Maternal transcription factor OTX2 directly induces SETD1A and promotes embryonic genome activation in human pre-implantation embryos.

Early embryonic development is controlled by maternal factors originating from mature oocytes. The zygotic genome is activated from a transcriptionally quiescent state through a process called embryonic genome activation (EGA), which involves the depletion and clearance of maternal factors. However, the mechanism by which maternal factors regulate EGA and embryonic development, particularly in humans, remains elusive. In this study, using tri-pronuclear (3PN) embryos and human embryonic stem cells (hESCs), we demonstrated that the maternal transcription factor Orthodenticle Homeobox 2 (OTX2), a paired-like homeobox gene, promotes EGA in human pre-implantation embryos. Knockdown of OTX2 through Trim-Away technology blocked embryonic development and minor EGA gene expression.
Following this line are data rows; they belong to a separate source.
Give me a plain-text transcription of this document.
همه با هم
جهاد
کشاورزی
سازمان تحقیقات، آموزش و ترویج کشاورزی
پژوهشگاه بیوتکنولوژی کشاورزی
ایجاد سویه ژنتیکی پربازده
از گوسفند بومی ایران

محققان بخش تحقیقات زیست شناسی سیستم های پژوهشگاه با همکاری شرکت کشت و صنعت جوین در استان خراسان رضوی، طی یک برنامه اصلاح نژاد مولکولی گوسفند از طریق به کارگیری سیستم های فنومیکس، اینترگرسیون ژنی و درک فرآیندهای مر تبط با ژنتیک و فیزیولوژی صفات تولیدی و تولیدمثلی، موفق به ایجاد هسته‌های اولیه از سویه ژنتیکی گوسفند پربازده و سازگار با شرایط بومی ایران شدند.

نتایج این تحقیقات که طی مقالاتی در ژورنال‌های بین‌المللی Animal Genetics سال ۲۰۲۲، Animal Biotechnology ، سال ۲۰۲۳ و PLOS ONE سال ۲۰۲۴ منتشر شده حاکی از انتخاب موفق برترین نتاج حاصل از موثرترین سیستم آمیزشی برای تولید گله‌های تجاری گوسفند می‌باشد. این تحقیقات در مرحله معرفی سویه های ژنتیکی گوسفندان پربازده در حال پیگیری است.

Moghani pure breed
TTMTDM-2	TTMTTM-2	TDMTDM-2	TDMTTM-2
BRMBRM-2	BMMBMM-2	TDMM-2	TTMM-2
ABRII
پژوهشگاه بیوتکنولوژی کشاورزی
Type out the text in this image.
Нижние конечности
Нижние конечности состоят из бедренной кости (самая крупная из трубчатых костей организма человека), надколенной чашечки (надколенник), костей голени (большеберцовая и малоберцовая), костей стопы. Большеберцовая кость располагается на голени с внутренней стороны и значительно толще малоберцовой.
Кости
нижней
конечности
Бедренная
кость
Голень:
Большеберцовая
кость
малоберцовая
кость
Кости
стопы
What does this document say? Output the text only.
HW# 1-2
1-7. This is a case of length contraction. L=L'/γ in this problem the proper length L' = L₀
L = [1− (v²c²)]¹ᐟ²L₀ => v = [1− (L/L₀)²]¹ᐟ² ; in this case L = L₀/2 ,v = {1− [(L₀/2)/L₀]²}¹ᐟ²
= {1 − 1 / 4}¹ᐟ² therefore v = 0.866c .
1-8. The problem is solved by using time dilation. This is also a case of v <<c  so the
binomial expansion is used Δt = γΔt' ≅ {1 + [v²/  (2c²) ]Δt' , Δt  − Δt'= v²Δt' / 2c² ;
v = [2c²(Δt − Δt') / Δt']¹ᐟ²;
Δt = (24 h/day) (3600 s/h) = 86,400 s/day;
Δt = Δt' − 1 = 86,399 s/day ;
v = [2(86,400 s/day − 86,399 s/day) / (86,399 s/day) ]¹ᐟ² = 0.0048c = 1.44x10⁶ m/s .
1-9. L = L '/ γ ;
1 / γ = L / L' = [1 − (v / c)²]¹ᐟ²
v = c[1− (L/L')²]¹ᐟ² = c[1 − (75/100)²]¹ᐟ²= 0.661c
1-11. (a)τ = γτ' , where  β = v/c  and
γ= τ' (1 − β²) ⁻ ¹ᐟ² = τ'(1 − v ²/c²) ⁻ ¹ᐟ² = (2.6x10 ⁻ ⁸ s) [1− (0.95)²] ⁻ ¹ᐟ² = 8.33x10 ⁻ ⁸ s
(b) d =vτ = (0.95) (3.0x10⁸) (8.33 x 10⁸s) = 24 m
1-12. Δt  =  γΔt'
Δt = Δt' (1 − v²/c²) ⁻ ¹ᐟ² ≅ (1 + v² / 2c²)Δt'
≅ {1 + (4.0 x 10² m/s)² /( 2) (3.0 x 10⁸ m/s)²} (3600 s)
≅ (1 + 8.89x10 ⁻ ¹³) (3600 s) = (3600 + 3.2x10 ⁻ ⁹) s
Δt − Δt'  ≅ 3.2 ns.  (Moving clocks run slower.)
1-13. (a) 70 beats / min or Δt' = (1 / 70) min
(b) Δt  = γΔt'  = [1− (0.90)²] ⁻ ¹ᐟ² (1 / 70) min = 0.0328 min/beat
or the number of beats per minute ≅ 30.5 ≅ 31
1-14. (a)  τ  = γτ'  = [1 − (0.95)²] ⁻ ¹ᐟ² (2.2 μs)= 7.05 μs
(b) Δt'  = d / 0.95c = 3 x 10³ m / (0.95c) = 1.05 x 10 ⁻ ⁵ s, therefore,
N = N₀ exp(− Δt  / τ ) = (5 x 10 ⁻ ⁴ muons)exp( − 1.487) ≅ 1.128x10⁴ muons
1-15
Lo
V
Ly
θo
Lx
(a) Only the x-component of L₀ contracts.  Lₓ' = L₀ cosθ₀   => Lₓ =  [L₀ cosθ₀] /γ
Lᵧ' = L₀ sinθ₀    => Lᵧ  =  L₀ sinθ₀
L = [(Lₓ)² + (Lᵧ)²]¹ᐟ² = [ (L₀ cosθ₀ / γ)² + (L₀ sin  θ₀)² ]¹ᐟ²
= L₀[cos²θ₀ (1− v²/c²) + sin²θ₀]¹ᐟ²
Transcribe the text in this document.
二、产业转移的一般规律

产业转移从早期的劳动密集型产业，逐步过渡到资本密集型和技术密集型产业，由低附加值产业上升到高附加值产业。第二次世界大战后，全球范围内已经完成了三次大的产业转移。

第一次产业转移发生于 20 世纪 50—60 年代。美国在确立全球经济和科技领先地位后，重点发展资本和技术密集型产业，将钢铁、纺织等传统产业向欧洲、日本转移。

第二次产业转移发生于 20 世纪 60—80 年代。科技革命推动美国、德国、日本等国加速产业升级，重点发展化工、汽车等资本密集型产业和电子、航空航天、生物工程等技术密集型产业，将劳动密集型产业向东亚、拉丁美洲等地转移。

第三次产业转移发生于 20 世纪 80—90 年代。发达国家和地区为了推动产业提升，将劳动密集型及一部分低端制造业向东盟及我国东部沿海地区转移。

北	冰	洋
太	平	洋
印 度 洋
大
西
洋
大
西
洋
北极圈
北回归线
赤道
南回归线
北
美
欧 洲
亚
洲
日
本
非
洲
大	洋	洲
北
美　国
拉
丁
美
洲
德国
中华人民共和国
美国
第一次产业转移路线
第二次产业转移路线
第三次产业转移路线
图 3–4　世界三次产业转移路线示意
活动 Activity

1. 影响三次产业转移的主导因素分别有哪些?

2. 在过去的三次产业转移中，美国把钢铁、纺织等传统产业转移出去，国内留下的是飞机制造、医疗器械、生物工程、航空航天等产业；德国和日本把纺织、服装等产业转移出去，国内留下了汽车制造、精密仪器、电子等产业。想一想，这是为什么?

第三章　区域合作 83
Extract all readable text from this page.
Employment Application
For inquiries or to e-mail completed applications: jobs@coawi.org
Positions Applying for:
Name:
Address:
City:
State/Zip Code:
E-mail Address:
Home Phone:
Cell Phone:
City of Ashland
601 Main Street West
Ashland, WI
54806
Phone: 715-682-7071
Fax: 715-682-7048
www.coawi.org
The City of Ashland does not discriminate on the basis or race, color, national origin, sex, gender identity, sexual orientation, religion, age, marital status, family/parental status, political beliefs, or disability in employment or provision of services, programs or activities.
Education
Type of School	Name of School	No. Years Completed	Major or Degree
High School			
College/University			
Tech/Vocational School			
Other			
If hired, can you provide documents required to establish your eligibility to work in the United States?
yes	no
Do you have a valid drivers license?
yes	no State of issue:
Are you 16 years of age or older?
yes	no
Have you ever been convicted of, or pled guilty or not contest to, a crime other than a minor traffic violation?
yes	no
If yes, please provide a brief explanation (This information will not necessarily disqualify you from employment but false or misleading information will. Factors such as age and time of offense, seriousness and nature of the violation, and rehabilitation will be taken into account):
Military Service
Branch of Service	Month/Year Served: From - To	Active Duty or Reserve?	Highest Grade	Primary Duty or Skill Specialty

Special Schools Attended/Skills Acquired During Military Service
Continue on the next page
Overexpression of OTX2 (OTX2) in hESCs increased transcript products, primarily at the 2-cell embryo stage genes, including genes encoding methyltransferase of histone H3K4. OTX2 increased the level of H3K4me3 and increased the open chromatin region that co-occurs with the H3K4me3 region at the 4-cell stage in hESCs. Based on these findings in hESCs, we further verified that OTX2 directly induced the expression of SETD1A by binding to its promoter, leading to increased H3K4me3 levels in both hESCs and 3PN embryos. These findings suggest that the maternal transcription factor OTX2 regulates EGA and early embryogenesis via epigenetic mechanisms.